Auch bei der Versorgung von Schmerzpatienten gibt es nach Einschätzung der MDK-Experten noch Verbesserungsbedarf. Etwa ein Drittel der Pflegefälle leide an chronischen oder akuten Schmerzen. Allerdings sei nur etwa die Hälfte systematisch nach ihrer Einschätzung der Schmerzen befragt worden. Wer eine Schmerztherapie bekam, erhielt diese in den allermeisten Fällen, wie vom Arzt verordnet. Dieser hohe Wert sei erfreulich, sagte Brüggemann. Allerdings würden sechs von 100 Patienten eine falsche Behandlung erhalten.

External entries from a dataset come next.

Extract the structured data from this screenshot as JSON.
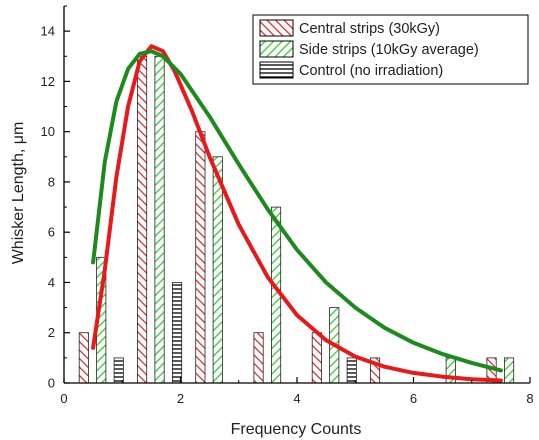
{
  "chart_data": {
    "type": "bar",
    "title": "",
    "xlabel": "Frequency Counts",
    "ylabel": "Whisker Length, μm",
    "xlim": [
      0,
      8
    ],
    "ylim": [
      0,
      15
    ],
    "x_ticks": [
      0,
      2,
      4,
      6,
      8
    ],
    "y_ticks": [
      0,
      2,
      4,
      6,
      8,
      10,
      12,
      14
    ],
    "grid": false,
    "legend_position": "top-right",
    "series": [
      {
        "name": "Central strips (30kGy)",
        "color": "#e02020",
        "pattern": "diagonal-left",
        "bars": [
          {
            "x": 0.2,
            "value": 2
          },
          {
            "x": 1.2,
            "value": 13
          },
          {
            "x": 2.2,
            "value": 10
          },
          {
            "x": 3.2,
            "value": 2
          },
          {
            "x": 4.2,
            "value": 2
          },
          {
            "x": 5.2,
            "value": 1
          },
          {
            "x": 7.2,
            "value": 1
          }
        ]
      },
      {
        "name": "Side strips (10kGy average)",
        "color": "#33cc33",
        "pattern": "diagonal-right",
        "bars": [
          {
            "x": 0.5,
            "value": 5
          },
          {
            "x": 1.5,
            "value": 13
          },
          {
            "x": 2.5,
            "value": 9
          },
          {
            "x": 3.5,
            "value": 7
          },
          {
            "x": 4.5,
            "value": 3
          },
          {
            "x": 6.5,
            "value": 1
          },
          {
            "x": 7.5,
            "value": 1
          }
        ]
      },
      {
        "name": "Control (no irradiation)",
        "color": "#000000",
        "pattern": "horizontal",
        "bars": [
          {
            "x": 0.8,
            "value": 1
          },
          {
            "x": 1.8,
            "value": 4
          },
          {
            "x": 4.8,
            "value": 1
          }
        ]
      }
    ],
    "fit_curves": [
      {
        "series": "Central strips (30kGy)",
        "color": "#e8181b",
        "points": [
          [
            0.5,
            1.4
          ],
          [
            0.7,
            4.5
          ],
          [
            0.9,
            8.2
          ],
          [
            1.1,
            11.0
          ],
          [
            1.3,
            12.8
          ],
          [
            1.5,
            13.4
          ],
          [
            1.7,
            13.2
          ],
          [
            1.9,
            12.4
          ],
          [
            2.2,
            10.8
          ],
          [
            2.5,
            9.0
          ],
          [
            3.0,
            6.3
          ],
          [
            3.5,
            4.2
          ],
          [
            4.0,
            2.7
          ],
          [
            4.5,
            1.7
          ],
          [
            5.0,
            1.05
          ],
          [
            5.5,
            0.65
          ],
          [
            6.0,
            0.4
          ],
          [
            6.5,
            0.25
          ],
          [
            7.0,
            0.15
          ],
          [
            7.5,
            0.1
          ]
        ]
      },
      {
        "series": "Side strips (10kGy average)",
        "color": "#1d8a1d",
        "points": [
          [
            0.5,
            4.8
          ],
          [
            0.7,
            8.8
          ],
          [
            0.9,
            11.2
          ],
          [
            1.1,
            12.5
          ],
          [
            1.3,
            13.1
          ],
          [
            1.5,
            13.2
          ],
          [
            1.7,
            13.0
          ],
          [
            2.0,
            12.3
          ],
          [
            2.5,
            10.6
          ],
          [
            3.0,
            8.7
          ],
          [
            3.5,
            6.9
          ],
          [
            4.0,
            5.3
          ],
          [
            4.5,
            4.0
          ],
          [
            5.0,
            3.0
          ],
          [
            5.5,
            2.2
          ],
          [
            6.0,
            1.6
          ],
          [
            6.5,
            1.15
          ],
          [
            7.0,
            0.8
          ],
          [
            7.5,
            0.5
          ]
        ]
      }
    ]
  }
}
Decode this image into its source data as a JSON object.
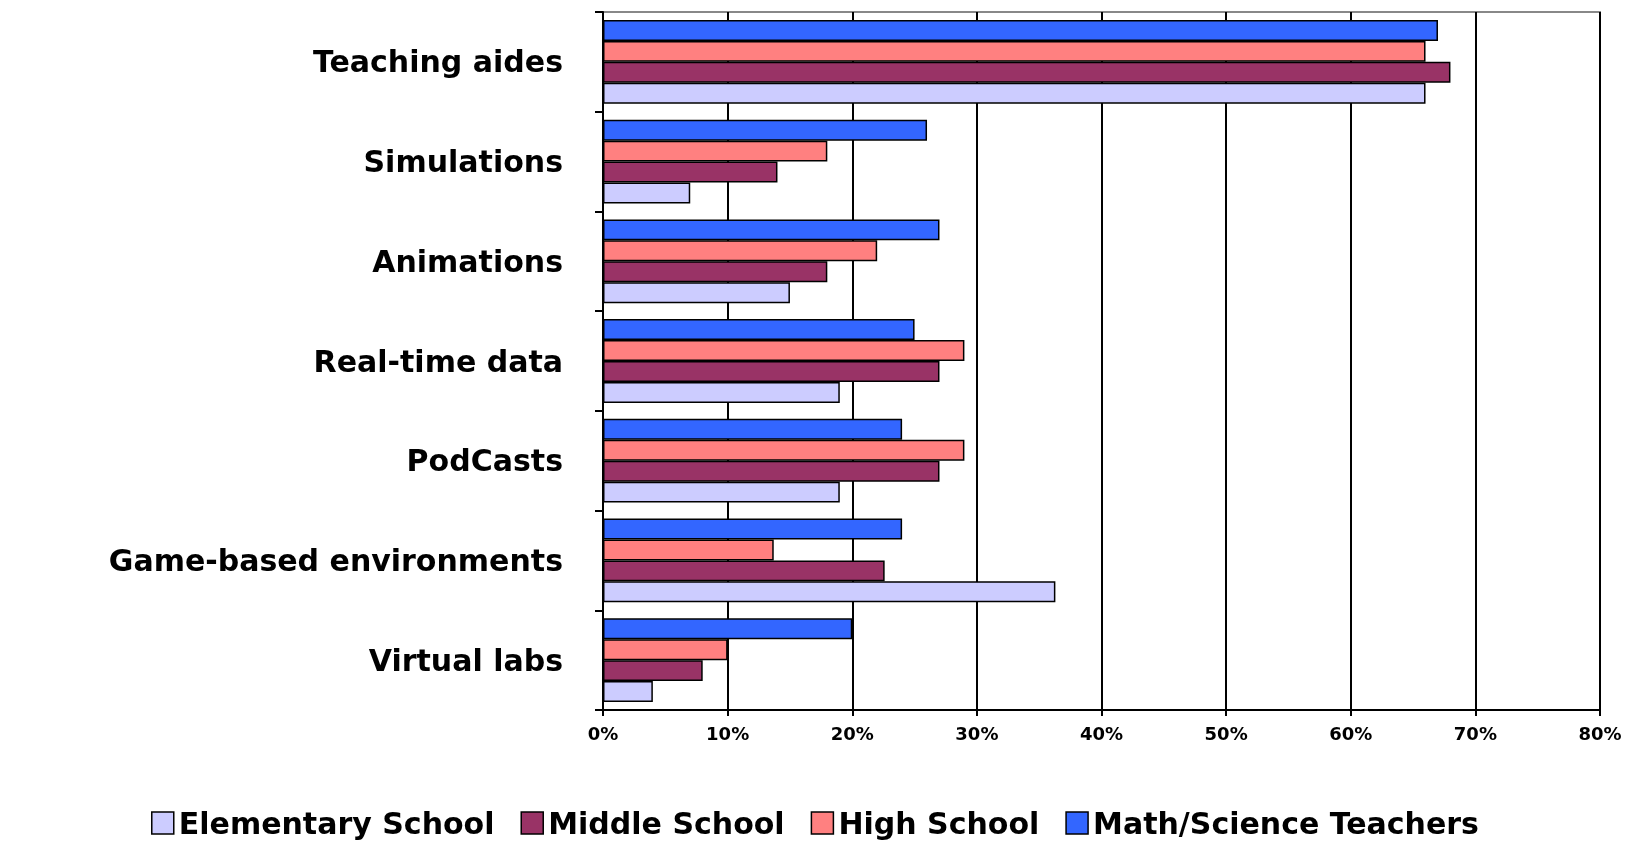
{
  "chart_data": {
    "type": "bar",
    "orientation": "horizontal",
    "categories": [
      "Teaching aides",
      "Simulations",
      "Animations",
      "Real-time data",
      "PodCasts",
      "Game-based environments",
      "Virtual labs"
    ],
    "series": [
      {
        "name": "Elementary School",
        "color": "#ccccff",
        "values": [
          66,
          7,
          15,
          19,
          19,
          36.3,
          4
        ]
      },
      {
        "name": "Middle School",
        "color": "#993366",
        "values": [
          68,
          14,
          18,
          27,
          27,
          22.6,
          8
        ]
      },
      {
        "name": "High School",
        "color": "#ff8080",
        "values": [
          66,
          18,
          22,
          29,
          29,
          13.7,
          10
        ]
      },
      {
        "name": "Math/Science Teachers",
        "color": "#3366ff",
        "values": [
          67,
          26,
          27,
          25,
          24,
          24,
          20
        ]
      }
    ],
    "xlim": [
      0,
      80
    ],
    "xticks": [
      {
        "value": 0,
        "label": "0%"
      },
      {
        "value": 10,
        "label": "10%"
      },
      {
        "value": 20,
        "label": "20%"
      },
      {
        "value": 30,
        "label": "30%"
      },
      {
        "value": 40,
        "label": "40%"
      },
      {
        "value": 50,
        "label": "50%"
      },
      {
        "value": 60,
        "label": "60%"
      },
      {
        "value": 70,
        "label": "70%"
      },
      {
        "value": 80,
        "label": "80%"
      }
    ],
    "grid": "x",
    "legend": "bottom"
  }
}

Bei den derzeit rund 1,7 Millionen Pflegebedürftigen, die ambulant betreut werden, gibt es ebenfalls weiter Versäumnisse. So unterbleiben bei rund 23 Prozent der Menschen, denen die Pfleger beim Gehen helfen sollen, nachweisbare Leistungen. Nur zwei Fünftel der daheim gepflegten Menschen mit Risiko zum Wundliegen erhalten eine entsprechende Beratung.

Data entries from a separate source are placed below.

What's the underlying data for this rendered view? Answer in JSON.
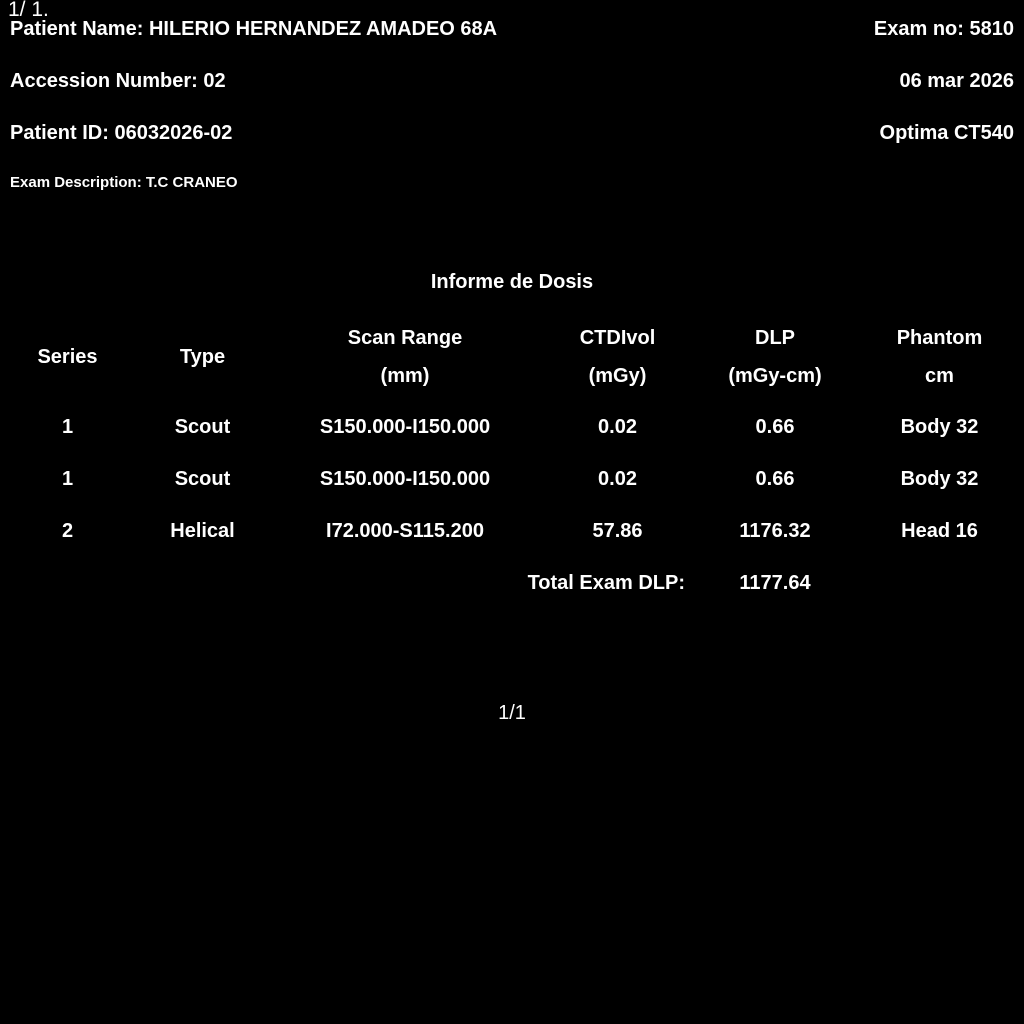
{
  "colors": {
    "background": "#000000",
    "text": "#ffffff"
  },
  "page_overlay": {
    "top_left": "1/ 1."
  },
  "header": {
    "patient_name": {
      "label": "Patient Name:",
      "value": "HILERIO HERNANDEZ AMADEO 68A"
    },
    "exam_no": {
      "label": "Exam no:",
      "value": "5810"
    },
    "accession": {
      "label": "Accession Number:",
      "value": "02"
    },
    "exam_date": "06 mar 2026",
    "patient_id": {
      "label": "Patient ID:",
      "value": "06032026-02"
    },
    "scanner_model": "Optima CT540",
    "exam_description": {
      "label": "Exam Description:",
      "value": "T.C CRANEO"
    }
  },
  "dose_report": {
    "title": "Informe de Dosis",
    "columns": [
      {
        "line1": "Series",
        "line2": ""
      },
      {
        "line1": "Type",
        "line2": ""
      },
      {
        "line1": "Scan Range",
        "line2": "(mm)"
      },
      {
        "line1": "CTDIvol",
        "line2": "(mGy)"
      },
      {
        "line1": "DLP",
        "line2": "(mGy-cm)"
      },
      {
        "line1": "Phantom",
        "line2": "cm"
      }
    ],
    "rows": [
      {
        "series": "1",
        "type": "Scout",
        "scan_range": "S150.000-I150.000",
        "ctdivol": "0.02",
        "dlp": "0.66",
        "phantom": "Body 32"
      },
      {
        "series": "1",
        "type": "Scout",
        "scan_range": "S150.000-I150.000",
        "ctdivol": "0.02",
        "dlp": "0.66",
        "phantom": "Body 32"
      },
      {
        "series": "2",
        "type": "Helical",
        "scan_range": "I72.000-S115.200",
        "ctdivol": "57.86",
        "dlp": "1176.32",
        "phantom": "Head 16"
      }
    ],
    "total": {
      "label": "Total Exam DLP:",
      "value": "1177.64"
    }
  },
  "pagination": {
    "page_indicator": "1/1"
  }
}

Trotz der Zahlen bemühten sich sowohl der Chef des Medizinischen Dienstes, Peter Pick, als auch GKV-Vorstand Kiefer, auf Erfolge hinzuweisen. So helfe das Pflegepersonal in den Heimen besser als früher beim Essen. Knapp zwei Drittel der Heimbewohner hätten Probleme, aus eigener Kraft zu essen. Erhalten sie keine Hilfe oder besonders zubereitete Speisen, droht in kurzer Zeit ein beträchtlicher Gewichtsverlust. Vor drei Jahren mussten noch 36 Prozent auf diese Hilfe verzichten, nun sind es 20 Prozent. Auch die Betreuung der Demenzkranken habe sich verbessert - in den Heimen wie zu Hause.

Nach Einschätzung des MDK ist die Qualitätsentwicklung jedoch in den einzelnen Einrichtungen unterschiedlich. Deshalb sei es wichtig, die Beurteilungen der Heime weiter öffentlich zu machen. "Ein Verzicht auf Pflegetransparenz wäre kontraproduktiv", urteilte Pick.